I was going to tell him that this whole thing seems so surreal that I can barely focus on anything without being aware of the endless quantity of questions and uncertainty behind it, but my pride decided against it. What if he was right, in the end?

'Kyon?'

'You're still calling me like that,' he points out without any resentment, almost as if he had missed it. 'Yes?'

'What makes you think that I could get my powers back?'

He looks unsure of himself for a fraction of a second.

'Well, I'm back now and I'm sure that the others will be back too in no time. If us leaving was the reason that you lost your abilities, then things should come to normal when we return, right?'

'What makes you think that I still care about all of this the way I did before? I've grown up, you know,' I murmur, looking down. He stops walking for a second, looking at me persistently.
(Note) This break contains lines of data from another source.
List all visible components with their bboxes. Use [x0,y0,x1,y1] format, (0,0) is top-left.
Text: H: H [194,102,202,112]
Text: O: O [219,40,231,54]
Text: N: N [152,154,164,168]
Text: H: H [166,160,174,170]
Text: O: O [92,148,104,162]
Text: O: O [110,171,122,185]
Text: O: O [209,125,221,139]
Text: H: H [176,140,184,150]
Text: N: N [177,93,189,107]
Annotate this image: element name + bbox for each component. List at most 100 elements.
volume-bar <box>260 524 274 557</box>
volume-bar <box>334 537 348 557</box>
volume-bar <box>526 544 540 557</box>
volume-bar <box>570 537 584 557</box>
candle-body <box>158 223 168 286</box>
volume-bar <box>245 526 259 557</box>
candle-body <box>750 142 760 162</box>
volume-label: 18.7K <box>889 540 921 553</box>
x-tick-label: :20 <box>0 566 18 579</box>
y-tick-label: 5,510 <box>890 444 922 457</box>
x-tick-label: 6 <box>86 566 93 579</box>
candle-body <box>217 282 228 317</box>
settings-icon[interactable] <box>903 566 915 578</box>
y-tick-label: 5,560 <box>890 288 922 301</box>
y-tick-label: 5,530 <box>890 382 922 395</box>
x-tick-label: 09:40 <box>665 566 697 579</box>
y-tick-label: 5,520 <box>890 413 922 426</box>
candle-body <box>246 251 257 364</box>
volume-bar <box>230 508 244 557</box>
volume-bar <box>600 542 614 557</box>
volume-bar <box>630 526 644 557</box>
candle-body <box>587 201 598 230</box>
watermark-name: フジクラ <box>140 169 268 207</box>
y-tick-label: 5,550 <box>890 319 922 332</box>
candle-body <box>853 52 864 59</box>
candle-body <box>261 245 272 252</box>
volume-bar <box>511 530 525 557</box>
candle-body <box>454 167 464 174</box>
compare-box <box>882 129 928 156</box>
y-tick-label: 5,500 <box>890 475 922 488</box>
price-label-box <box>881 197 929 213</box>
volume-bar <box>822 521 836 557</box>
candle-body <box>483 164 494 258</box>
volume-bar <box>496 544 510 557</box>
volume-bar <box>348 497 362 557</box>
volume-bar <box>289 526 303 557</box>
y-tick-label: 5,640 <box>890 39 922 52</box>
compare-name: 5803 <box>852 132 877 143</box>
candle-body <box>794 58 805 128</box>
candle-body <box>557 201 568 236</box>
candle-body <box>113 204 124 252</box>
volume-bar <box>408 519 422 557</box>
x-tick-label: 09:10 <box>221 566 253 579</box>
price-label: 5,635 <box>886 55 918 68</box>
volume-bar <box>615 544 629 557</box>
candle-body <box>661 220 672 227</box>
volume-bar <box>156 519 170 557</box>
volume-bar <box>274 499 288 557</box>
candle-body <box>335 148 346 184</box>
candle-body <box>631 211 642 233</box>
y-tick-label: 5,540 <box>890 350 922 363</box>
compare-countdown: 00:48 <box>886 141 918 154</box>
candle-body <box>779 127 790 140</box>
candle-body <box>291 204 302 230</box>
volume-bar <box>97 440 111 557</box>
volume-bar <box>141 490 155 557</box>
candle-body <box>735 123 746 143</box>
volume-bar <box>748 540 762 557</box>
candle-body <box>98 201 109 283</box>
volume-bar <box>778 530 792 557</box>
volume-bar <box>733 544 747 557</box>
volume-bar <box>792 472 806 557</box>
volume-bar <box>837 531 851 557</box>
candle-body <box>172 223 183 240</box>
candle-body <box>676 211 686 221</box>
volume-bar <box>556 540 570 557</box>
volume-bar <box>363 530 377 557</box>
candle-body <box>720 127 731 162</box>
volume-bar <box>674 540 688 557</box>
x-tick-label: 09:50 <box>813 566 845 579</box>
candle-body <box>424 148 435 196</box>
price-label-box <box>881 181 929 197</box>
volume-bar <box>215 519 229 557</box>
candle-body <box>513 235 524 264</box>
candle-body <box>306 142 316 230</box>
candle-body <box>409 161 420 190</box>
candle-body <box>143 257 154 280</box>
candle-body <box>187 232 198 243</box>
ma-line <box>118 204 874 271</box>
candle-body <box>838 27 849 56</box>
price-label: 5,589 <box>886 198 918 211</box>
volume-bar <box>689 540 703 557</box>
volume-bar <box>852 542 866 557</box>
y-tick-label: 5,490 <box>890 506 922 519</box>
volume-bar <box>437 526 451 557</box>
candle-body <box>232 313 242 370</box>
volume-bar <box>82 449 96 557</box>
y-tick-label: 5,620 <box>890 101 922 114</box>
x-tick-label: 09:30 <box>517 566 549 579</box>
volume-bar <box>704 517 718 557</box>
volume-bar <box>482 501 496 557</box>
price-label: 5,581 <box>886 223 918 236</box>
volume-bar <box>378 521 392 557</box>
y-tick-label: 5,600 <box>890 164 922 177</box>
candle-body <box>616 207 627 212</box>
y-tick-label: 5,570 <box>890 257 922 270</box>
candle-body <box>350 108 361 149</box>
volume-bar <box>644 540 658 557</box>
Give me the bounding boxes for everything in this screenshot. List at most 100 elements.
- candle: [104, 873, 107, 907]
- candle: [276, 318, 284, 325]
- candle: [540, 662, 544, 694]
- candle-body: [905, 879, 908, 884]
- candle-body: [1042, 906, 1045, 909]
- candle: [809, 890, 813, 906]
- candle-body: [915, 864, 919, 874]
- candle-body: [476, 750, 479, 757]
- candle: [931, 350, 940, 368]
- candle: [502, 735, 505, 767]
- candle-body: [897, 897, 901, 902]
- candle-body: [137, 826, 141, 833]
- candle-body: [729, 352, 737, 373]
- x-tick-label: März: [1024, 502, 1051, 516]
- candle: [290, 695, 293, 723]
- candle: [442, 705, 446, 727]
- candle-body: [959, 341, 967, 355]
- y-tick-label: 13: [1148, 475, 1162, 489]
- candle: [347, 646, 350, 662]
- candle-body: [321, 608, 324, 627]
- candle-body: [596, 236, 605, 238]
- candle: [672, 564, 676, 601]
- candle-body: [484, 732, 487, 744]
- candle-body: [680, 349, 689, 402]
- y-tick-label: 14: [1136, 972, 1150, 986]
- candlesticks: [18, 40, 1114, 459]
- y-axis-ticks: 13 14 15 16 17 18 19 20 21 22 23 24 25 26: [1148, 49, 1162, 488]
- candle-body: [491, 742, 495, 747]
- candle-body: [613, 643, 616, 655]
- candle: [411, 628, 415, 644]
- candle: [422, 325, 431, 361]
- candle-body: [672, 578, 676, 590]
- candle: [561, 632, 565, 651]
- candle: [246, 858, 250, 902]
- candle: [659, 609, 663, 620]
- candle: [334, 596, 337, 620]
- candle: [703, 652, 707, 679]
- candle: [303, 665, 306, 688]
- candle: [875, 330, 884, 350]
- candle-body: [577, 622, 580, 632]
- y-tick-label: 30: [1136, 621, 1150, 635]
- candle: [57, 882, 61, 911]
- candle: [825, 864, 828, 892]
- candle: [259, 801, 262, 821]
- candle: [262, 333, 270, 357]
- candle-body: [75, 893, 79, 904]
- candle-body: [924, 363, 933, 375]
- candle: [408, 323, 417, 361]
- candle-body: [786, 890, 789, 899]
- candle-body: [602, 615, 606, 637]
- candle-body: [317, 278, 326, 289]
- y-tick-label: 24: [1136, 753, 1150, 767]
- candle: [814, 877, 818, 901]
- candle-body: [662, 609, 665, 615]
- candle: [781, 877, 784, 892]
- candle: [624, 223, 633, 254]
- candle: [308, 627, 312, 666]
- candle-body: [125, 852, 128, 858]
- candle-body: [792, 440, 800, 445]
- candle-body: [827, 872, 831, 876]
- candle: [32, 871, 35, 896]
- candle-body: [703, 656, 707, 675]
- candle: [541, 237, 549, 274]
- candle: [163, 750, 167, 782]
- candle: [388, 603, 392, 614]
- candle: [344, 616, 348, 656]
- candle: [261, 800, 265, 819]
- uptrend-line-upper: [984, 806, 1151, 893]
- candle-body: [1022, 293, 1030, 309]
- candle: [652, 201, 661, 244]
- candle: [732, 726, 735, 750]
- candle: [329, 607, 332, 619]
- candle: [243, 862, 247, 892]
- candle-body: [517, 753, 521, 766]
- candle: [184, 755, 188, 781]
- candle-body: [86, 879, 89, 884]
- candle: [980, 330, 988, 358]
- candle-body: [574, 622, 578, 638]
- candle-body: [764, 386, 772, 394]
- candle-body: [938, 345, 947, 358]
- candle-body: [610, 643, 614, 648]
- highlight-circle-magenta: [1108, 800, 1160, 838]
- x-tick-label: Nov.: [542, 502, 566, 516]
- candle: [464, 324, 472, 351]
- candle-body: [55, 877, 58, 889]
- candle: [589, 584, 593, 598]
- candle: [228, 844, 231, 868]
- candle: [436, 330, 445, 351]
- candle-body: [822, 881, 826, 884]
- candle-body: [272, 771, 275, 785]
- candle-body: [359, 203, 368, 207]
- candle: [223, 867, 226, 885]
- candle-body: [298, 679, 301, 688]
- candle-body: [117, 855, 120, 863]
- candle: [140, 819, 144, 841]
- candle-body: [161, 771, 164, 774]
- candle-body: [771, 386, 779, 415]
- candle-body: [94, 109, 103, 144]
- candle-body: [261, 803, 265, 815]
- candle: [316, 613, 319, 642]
'Cut it off with this 'growing up' nonsense, will you? Yeah, you've changed, but you're still the same Haruhi I always knew. Don't tell me that you don't believe in aliens, time travelers and espers anymore, or that you're content with a normal, boring life. You want something different, I know that,' his voice soothens. 'I'm not saying that the club should reunite or something, but maybe we could get together sometime. And…' his voice falters for a bit, 'as for me, you know better what you think or not. But I feel the same as before, you know.'

'You mean…' I start, surprised by how openly we're discussing things that couldn't even be mentioned before, but my words are cut off by his lips meeting mine; I expected this, but I didn't and all coherent thought gets cut off by the time he embraces me as if I were the only thing in the world, or the world itself. I'm breathless and I realize exactly how much I'd missed him, repressed emotions and scenarios and all that; I'd only wanted him to come back, not because I was bored, but because I really, really care about him.

I remember the tingling sensation from that dream when we were the only ones left in the world, and he woke us up by kissing me. It's the same now, still intense, making up for years of denial, and more meaningful than any kiss that I'd ever had. From the outside, it must seem like the picture-perfect scenario of two lovers finally reuniting and the strange thing is that, even though I never believed in this sentimental nonsense, it feels the same on the inside, too. Warm and comfortable, but more full of life than anything else, as if I'd been waiting for him to come and chase the dullness away.

Well, that's just stupid.

Does this make him more powerful than God?

After we part, he's still embracing me tightly and it feels as safe as home. I bury my face in his jacket without a care in the world.

For a few seconds, at least. Then, I remember.

'You do realize that if my powers come back, the world will go to hell, won't you?' I ask and a mischievous smile appears on my lips out of nowhere, at the perspective of imminent apocalypse and things happening, happening, happening. I even chuckle with excitement despite myself and Kyon, who's looking at me like a long-lost friend looks at his significant other when he finds out that after all that time, things haven't changed.

'As much as you think hell is fun, we'll stop that from happening,' he replies and he takes my hand in his. I surprise myself genuinely smiling, still trapped in a reality-dream realm, unsure of what to believe and what to dismiss, but completely oblivious to it and happy nevertheless.

After all, absolutely everything is possible, isn't it?